Forcing ini meliputi turbulensi, topografi, adanya pemanasan radiatif yang tidak merata di permukaan, adanya pegunungan atau gunung yang besar, dan adanya konvergensi skala besar di permukaan.
“Salah satu dari kelima forcing tersebut berinteraksi dengan variasi angin dalam arah vertikal (vertical wind shear) sehingga awan cumulonimbus ini dapat berkembang menjadi badai guruh,” ungkapnya.
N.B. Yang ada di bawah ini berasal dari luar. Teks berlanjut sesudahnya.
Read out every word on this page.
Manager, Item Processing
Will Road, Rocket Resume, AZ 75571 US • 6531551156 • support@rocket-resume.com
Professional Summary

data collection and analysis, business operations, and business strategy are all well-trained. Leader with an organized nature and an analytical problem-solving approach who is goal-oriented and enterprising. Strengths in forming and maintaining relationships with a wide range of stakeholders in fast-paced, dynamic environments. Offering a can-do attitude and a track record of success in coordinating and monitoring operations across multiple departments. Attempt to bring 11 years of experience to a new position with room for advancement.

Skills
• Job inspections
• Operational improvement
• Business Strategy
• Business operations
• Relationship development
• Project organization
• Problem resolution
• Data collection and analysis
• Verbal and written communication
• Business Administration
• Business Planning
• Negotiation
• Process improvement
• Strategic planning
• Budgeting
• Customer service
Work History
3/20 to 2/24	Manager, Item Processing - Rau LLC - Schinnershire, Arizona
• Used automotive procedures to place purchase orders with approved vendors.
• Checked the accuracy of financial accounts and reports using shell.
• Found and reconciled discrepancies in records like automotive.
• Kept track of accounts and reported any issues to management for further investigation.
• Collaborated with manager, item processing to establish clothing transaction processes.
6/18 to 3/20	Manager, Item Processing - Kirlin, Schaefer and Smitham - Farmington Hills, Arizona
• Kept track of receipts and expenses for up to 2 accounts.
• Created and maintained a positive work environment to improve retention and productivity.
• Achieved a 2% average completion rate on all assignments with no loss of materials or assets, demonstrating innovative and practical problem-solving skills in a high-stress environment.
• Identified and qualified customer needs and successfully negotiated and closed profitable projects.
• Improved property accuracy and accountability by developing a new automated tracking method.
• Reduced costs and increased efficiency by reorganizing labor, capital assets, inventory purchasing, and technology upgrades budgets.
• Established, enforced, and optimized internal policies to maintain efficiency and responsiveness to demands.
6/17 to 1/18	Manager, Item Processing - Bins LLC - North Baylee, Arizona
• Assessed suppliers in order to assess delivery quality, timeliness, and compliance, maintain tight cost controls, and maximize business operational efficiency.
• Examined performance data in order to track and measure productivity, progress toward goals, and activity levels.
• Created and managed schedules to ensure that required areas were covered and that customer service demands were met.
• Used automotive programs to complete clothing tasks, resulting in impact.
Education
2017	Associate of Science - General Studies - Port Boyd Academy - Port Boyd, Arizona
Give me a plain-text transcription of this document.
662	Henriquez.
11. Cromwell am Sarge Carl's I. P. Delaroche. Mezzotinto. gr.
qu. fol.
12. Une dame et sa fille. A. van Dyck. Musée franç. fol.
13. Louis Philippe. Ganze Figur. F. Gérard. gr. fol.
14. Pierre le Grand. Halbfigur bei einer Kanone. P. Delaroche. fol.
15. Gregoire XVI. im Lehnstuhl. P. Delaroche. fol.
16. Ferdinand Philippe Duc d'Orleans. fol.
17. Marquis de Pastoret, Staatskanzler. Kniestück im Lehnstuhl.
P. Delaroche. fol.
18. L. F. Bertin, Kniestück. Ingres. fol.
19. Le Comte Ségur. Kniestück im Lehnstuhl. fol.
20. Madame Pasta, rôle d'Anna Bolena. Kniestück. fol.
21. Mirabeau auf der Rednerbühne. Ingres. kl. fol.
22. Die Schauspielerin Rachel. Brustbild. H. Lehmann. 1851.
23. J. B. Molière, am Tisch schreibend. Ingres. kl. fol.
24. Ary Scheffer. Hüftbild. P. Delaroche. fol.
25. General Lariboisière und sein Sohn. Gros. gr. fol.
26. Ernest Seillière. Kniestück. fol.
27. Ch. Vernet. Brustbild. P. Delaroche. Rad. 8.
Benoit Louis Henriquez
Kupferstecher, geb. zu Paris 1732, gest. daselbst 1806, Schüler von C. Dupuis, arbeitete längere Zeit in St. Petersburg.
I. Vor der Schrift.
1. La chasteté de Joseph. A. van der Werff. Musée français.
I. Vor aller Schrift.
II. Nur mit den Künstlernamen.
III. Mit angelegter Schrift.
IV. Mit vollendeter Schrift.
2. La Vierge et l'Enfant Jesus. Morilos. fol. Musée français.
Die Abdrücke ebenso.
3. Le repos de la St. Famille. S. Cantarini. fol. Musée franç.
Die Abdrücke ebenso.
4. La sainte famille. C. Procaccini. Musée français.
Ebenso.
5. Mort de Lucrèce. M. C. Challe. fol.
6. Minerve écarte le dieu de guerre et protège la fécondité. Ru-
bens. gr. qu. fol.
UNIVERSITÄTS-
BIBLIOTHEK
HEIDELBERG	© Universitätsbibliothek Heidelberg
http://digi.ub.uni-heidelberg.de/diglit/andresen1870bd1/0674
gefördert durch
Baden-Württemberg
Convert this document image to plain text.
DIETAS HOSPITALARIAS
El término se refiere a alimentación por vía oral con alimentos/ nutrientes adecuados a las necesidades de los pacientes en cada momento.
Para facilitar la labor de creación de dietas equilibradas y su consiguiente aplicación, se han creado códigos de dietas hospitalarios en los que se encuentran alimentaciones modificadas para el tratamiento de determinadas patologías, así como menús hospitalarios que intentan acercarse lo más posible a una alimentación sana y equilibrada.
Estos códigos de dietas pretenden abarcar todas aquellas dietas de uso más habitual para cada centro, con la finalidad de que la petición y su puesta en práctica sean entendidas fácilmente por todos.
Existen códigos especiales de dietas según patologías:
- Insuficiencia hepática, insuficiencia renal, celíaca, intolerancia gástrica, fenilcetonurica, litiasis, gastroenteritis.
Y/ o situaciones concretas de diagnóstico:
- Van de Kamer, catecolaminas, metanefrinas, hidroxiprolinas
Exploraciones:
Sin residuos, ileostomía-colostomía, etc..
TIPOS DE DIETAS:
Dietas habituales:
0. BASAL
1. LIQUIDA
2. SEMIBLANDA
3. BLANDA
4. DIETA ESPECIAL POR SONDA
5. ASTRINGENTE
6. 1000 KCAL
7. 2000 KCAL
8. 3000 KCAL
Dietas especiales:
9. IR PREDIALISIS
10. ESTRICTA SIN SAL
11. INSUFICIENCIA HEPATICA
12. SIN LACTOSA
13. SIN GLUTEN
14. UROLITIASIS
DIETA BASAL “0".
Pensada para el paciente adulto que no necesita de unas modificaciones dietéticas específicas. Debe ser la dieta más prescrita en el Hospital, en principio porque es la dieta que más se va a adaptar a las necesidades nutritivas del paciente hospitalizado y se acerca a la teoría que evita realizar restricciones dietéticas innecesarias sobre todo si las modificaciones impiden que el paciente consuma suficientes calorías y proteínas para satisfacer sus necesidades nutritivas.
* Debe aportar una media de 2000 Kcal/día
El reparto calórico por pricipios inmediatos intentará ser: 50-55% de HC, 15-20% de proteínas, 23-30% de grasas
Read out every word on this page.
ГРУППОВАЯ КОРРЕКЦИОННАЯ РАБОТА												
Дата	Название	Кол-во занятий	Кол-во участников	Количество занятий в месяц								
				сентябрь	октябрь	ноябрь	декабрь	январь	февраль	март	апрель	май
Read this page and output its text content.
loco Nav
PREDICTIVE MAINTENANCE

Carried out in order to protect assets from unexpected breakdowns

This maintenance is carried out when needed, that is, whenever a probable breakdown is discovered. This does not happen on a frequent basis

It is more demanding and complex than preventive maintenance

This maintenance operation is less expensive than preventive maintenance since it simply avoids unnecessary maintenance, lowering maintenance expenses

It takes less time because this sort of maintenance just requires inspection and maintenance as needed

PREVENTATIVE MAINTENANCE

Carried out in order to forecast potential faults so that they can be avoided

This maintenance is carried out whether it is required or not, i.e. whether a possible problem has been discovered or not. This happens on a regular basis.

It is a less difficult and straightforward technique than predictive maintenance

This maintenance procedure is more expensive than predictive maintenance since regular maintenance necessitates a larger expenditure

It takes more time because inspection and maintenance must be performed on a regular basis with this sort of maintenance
Selanjutnya kata Sonni petir terjadi ketika terdapat pemisahan muatan listrik di dalam awan cumulonimbus, yang menyebabkan distribusi muatan listrik dalam awan berada dalam kondisi ketidakseimbangannya, sehingga terjadilah loncatan listrik atau petir sebagai upaya menyeimbangkan muatan tersebut.
Fenomena petir di Bogor
Lebih jauh Sonni juga memaparkan terkait fenomena petir di Bogor, yakni muatan listrik dalam awan cumulonimbus disebabkan karena adanya kandungan senyawa elektrolit dalam droplet (tetes air).
Ketika droplet lanjut Sonni, bertumbukan satu sama lain, maka terjadi pemisahan muatan listrik dalam awan cumulonimbus. Senyawa elektrolit ini berasal dari aerosol-aerosol yang terlarut dalam tetes awan, dan aerosol ini bisa garam, dan senyawa-senyawa polutan.
“Kombinasi dari efek turbulen, perbedaan pemanasan di permukaan, topografi, pegunungan yang besar, dan konvergensi skala besar, dengan wind shear dan keberadaan gas-gas polutan membuat frekuensi kejadian petir di Bogor sangat tinggi,” Jelasnya.
Selain itu, aktivitas sunspot (bintik hitam di permukaan matahari) dapat meningkatkan aktivitas petir dalam awan-awan cumulonimbus. Sunspot memiliki potensi untuk mempengaruhi aktivitas petir di atmosfer. Akan tetapi, sebut Sonni, perlu dicatat bahwa sunspot memiliki periode 11 tahunan.